With April being hailed as Stress Awareness Month – there has never been a more important time to promote the well-being of the UK’s workforce.
As thousands of employees are transitioning from their daily office routine to working remotely for an indefinite period during these unprecedented times, staying in contact with colleagues and feeling supported by bosses is becoming crucial for our well-being and mental health.
On top of adapting to a new kind of working day and maintaining a high level of productivity, many people are self-isolating, looking after vulnerable people and / or juggling home schooling – all adding to the pressures of daily life.
Since 1992, Stress Awareness Month has been marked in the UK, seeing health care professionals and health promotion experts across the country join forces to increase public awareness about both the causes, symptoms and cures for this modern stress epidemic.
Not only affecting our personal lives, the feelings of anxiety, depression and stress also often manifest themselves in the workplace. When coupled with the ongoing uncertainty regarding the Coronavirus pandemic and people working remotely, supporting staff and one another is paramount.

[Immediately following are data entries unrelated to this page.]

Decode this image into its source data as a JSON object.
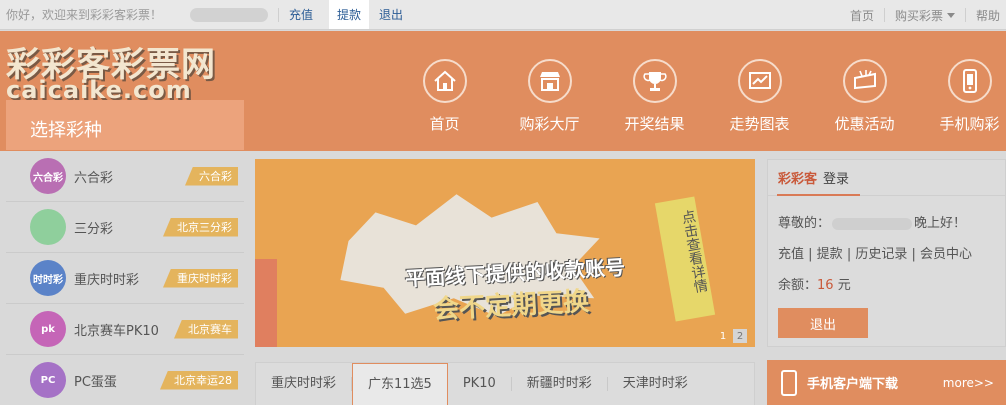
{
  "topbar": {
    "greeting": "你好，欢迎来到彩彩客彩票！",
    "links": [
      "充值",
      "提款",
      "退出"
    ],
    "right_links": [
      "首页",
      "购买彩票",
      "帮助"
    ]
  },
  "header": {
    "logo_cn": "彩彩客彩票网",
    "logo_en": "caicaike.com",
    "select_type": "选择彩种",
    "nav": [
      {
        "label": "首页",
        "icon": "home-icon"
      },
      {
        "label": "购彩大厅",
        "icon": "store-icon"
      },
      {
        "label": "开奖结果",
        "icon": "trophy-icon"
      },
      {
        "label": "走势图表",
        "icon": "chart-icon"
      },
      {
        "label": "优惠活动",
        "icon": "promo-icon"
      },
      {
        "label": "手机购彩",
        "icon": "mobile-icon"
      }
    ]
  },
  "lotteries": [
    {
      "name": "六合彩",
      "tag": "六合彩",
      "ball_text": "六合彩",
      "color": "#b96fb3"
    },
    {
      "name": "三分彩",
      "tag": "北京三分彩",
      "ball_text": "",
      "color": "#8fcf9c"
    },
    {
      "name": "重庆时时彩",
      "tag": "重庆时时彩",
      "ball_text": "时时彩",
      "color": "#5b83c8"
    },
    {
      "name": "北京赛车PK10",
      "tag": "北京赛车",
      "ball_text": "pk",
      "color": "#c565b7"
    },
    {
      "name": "PC蛋蛋",
      "tag": "北京幸运28",
      "ball_text": "PC",
      "color": "#a572c6"
    }
  ],
  "banner": {
    "line1": "平面线下提供的收款账号",
    "line2": "会不定期更换",
    "vertical_tag": "点击查看详情",
    "pages": [
      "1",
      "2"
    ]
  },
  "tabs": [
    "重庆时时彩",
    "广东11选5",
    "PK10",
    "新疆时时彩",
    "天津时时彩"
  ],
  "userbox": {
    "brand": "彩彩客",
    "login": "登录",
    "greeting_prefix": "尊敬的：",
    "greeting_suffix": "晚上好！",
    "links": [
      "充值",
      "提款",
      "历史记录",
      "会员中心"
    ],
    "balance_label": "余额：",
    "balance_value": "16",
    "balance_unit": "元",
    "logout": "退出"
  },
  "app_download": {
    "label": "手机客户端下载",
    "more": "more>>"
  },
  "colors": {
    "accent": "#e08d5f",
    "tag": "#e4b45d",
    "link": "#2b5c95"
  }
}
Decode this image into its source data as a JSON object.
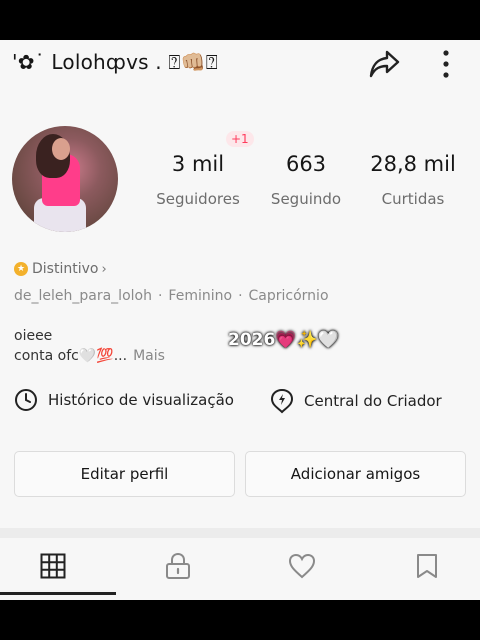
{
  "header": {
    "username": "'✿˙ Lolohȹvs . ⍰👊🏼⍰",
    "share_icon": "share-arrow-icon",
    "more_icon": "more-vertical-icon"
  },
  "profile": {
    "new_badge": "+1",
    "stats": [
      {
        "value": "3 mil",
        "label": "Seguidores"
      },
      {
        "value": "663",
        "label": "Seguindo"
      },
      {
        "value": "28,8 mil",
        "label": "Curtidas"
      }
    ],
    "badge_label": "Distintivo",
    "tags": [
      "de_leleh_para_loloh",
      "Feminino",
      "Capricórnio"
    ],
    "bio_line1": "oieee",
    "bio_line2": "conta ofc🤍💯...",
    "bio_more": "Mais",
    "sticker": "2026💗✨🤍"
  },
  "links": {
    "history": "Histórico de visualização",
    "creator": "Central do Criador"
  },
  "buttons": {
    "edit": "Editar perfil",
    "add_friends": "Adicionar amigos"
  },
  "tabs": {
    "items": [
      "grid-icon",
      "lock-icon",
      "heart-icon",
      "bookmark-icon"
    ],
    "active": "grid-icon"
  }
}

Thankfully, we are noticing that companies are increasingly recognising this and taking the issue seriously, putting measures and steps in place to protect and enhance the wellbeing of their staff during these unprecedented times.

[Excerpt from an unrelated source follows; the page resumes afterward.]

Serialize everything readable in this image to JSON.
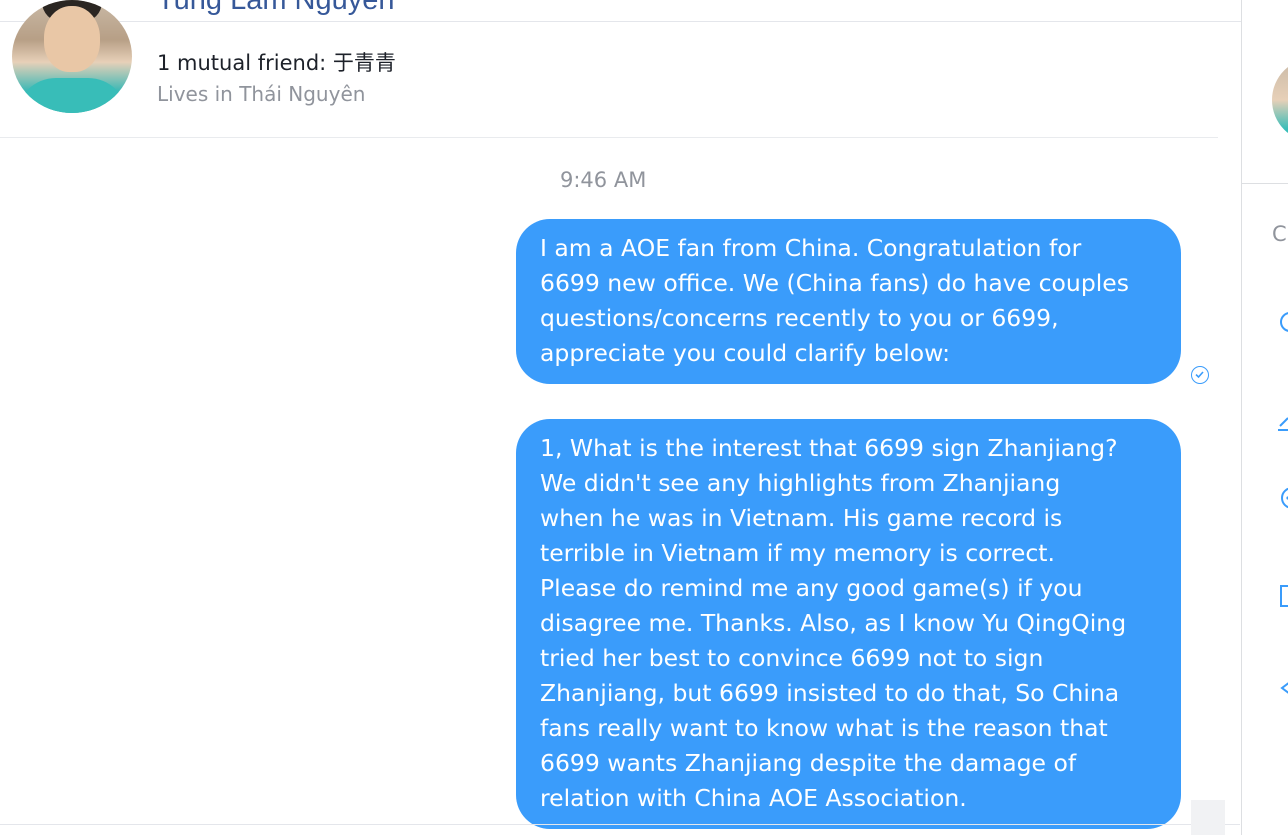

There are a number of effective measures which can be adopted to make everyone still feel included and to use work as a focus – both in a professional and social capacity.
Here are some tips that can be put into action by employers and employees experiencing symptoms of stress and anxiety in such uncertain times:
- Please do prioritise your health. If you are self-isolating at home and are able to work, continue to follow the relevant medical rules and find a comfortable place to work. Maintaining a normal routine can contribute to alleviating the feelings of stress.
- Take regular breaks as you would in the office. Trips to the loo, or to make a coffee provide much-needed breaks from screen time. If you have a garden, spend a few minutes each day outdoors, enjoying a drink or a moment’s peace. Use your lunch break to take a walk, run or cycle in line with the Government regulations.
- Take part in, or encourage, regular video or conference calls with colleagues to maintain contact – even at a distance – to continue a feeling of inclusion. It’s amazing how much of a boost you can feel after seeing your colleagues faces. It’s likely that meetings will still need to happen, so use this opportunity to video conference with the team.
- Ensure you continue to eat healthily – working from home can lead to temptation of over-eating so plan your lunch the evening before to save time. If possible, keep a supply of healthy snacks nearby – fruit, vegetable sticks with hummus, and nuts are all foods that provide nutritional benefits as well as keeping us feeling satisfied.
- Make sure you pick up the phone or use video conferencing to speak to at least one person a day. This doesn’t need to be work related, you can dial in to a colleague for a catch up during your lunch break, or to check in for a few minutes to make sure the team are all ok. Try and lighten the mood with some suggestions of how you and your colleagues can interact away from ‘work’, one example being a virtual happy hour with colleagues!
- If you are concerned about not being able to work because of illness or overwhelmed about having to spend time home schooling children as well as continuing to work, arrange to speak to your employer at the earliest opportunity; flexible working from home can be discussed.
- Where you can, have a structure to your day – just as you would in the office, and remember to take regular breaks from working at a computer or screen.
- Try and lighten the mood with some suggestions of how you and your colleagues can interact away from ‘work’; arrange virtual lunches or once a week video chats where you don’t talk about work.
Stress can be triggered by many different factors, but industry figures estimate that approximately three in five UK workers consider their workloads to be excessive, and battle with meeting deadlines.
It’s not uncommon for people also bring home-related stress to the workplace. Although employers are not legally responsible for stress that originates in the home, well-managed organisations will have arrangements that allow them to address it. This might include access to counselling services and tweaking or changing working hours.
Studies from The Mental Health Foundation reported that 74 per cent of UK adults have felt so stressed at some point over the last year they felt overwhelmed or unable to cope. While further research found that over 11 million days are lost at work each year because of stress at work; with absence in the workplace currently costing the country over £5 billion annually.
With April presenting itself as a timely reminder of how serious and damaging ill mental health can be, it’s time that employers around the world increase their focus on employees mental health, finding ways to support them even more right now, as well as putting long-term plans in place.